Explains the Tax Foundation: “Since 2008, however, deficits have been massive by any measure, and as a result Tax Freedom Day may give the impression that the burden of government is smaller than it really is. If the federal government were planning to collect enough in taxes during 2010 to finance all of its spending, it would have to collect about $1.3 trillion more, and Tax Freedom Day would arrive on May 17 instead of April 9 — adding an additional 38 days of work to the nation’s work for government.”

This number is striking. The previous TFD record was May 1 in 2000. And that year borrowing would not have pushed the date forward even one hour. In 2000 Washington ran a $236 billion surplus, the largest ever. May 1 really did reflect the burden of government.

And the future looks bleak. In its analysis of the president’s budget, released in March, the Congressional Budget Office figured that the deficit for this year would be slightly less than the administration projected, but the collective red ink from 2011 and 2020 would be $1.2 trillion greater, for a total of $9.8 trillion. The agency warned that deficits for 2010 and 2011 “would amount to 10.3 percent and 8.9 percent of gross domestic product (GDP), respectively. By comparison, the deficit in 2009 totaled 9.9 percent of GDP.”

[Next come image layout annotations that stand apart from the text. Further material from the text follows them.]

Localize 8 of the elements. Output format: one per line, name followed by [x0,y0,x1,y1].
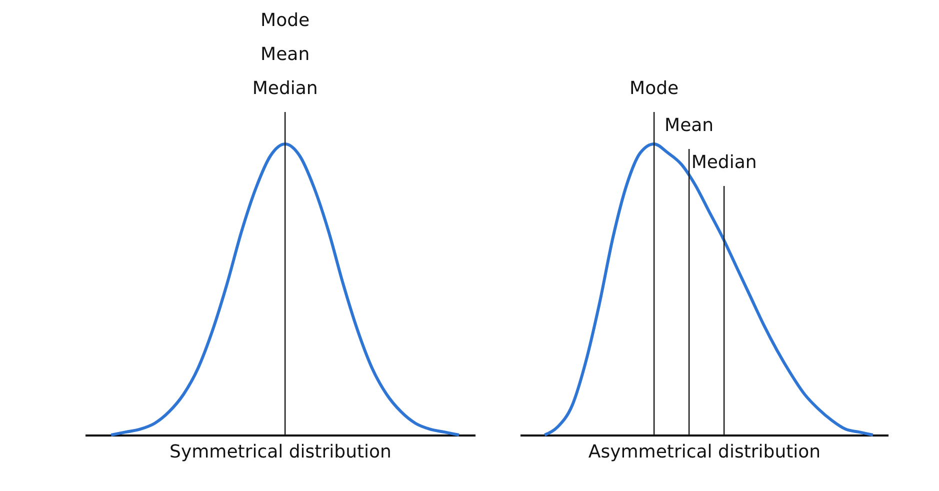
text: Mean [664,115,714,136]
text: Mean [260,44,310,65]
text: Mode [630,78,679,99]
x-axis-title: Asymmetrical distribution [588,442,821,462]
x-axis-title: Symmetrical distribution [170,442,392,462]
text: Median [252,78,318,99]
text: Mode [260,10,310,31]
annotation: Median [691,152,757,173]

Then there would be a short drop, but only short drop. Explained CBO: “the deficit under the President’s proposals would fall to about 4 percent of GDP by 2014 but would rise steadily thereafter.” The federal debt obviously would rise too. As a result, “Net interest would more than quadruple between 2010 and 2020 in nominal dollars (without an adjustment for inflation); it would swell from 1.4 percent of GDP in 2010 to 4.1 percent in 2020.”

These estimates don’t include any of the inevitable but unbudgeted future spending increases. The FDIC has been closing a record number of banks. The Pension Benefit Guaranty Corporation’s fund is running in the red. Fannie Mae and Freddie Mac continue to lose money — and the financial hemorrhage will reach flood stage if the commercial real estate market tanks, as is widely expected. Most federal health care “reform” outlays don’t kick in until mid-decade.

Then there are Social Security and Medicare, which together have $107 trillion in unfunded liabilities. Contra expectations, Social Security began running a deficit this year. And there’s no money in the fraudulent “trust fund” to pay for future benefits.

Looking just at the time frame just through 2020, CBO warns: “To keep annual deficits and total federal debt from reaching levels that would substantially harm the economy, lawmakers would have to increase revenues significantly as a percentage of GDP, decrease projected spending sharply, or enact some combination of the two.”

Of course, we all know the likelihood of politicians suddenly becoming responsible fiscal stewards. America is starting to look like a bigger version of Greece, only a few years behind.

Even after you’ve finished paying your taxes this year, it’s too soon to celebrate. You really aren’t done. And you may never be done.

The president and Congress are attempting to run a welfare state on the cheap. Unfortunately, the bill eventually will come due. And when it does we may be lucky if Tax Freedom Day ever comes again.

Doug Bandow is a senior fellow at the Cato Institute. A former special assistant to President Reagan, he is the author of Beyond Good Intentions: A Biblical View of Politics (Crossway).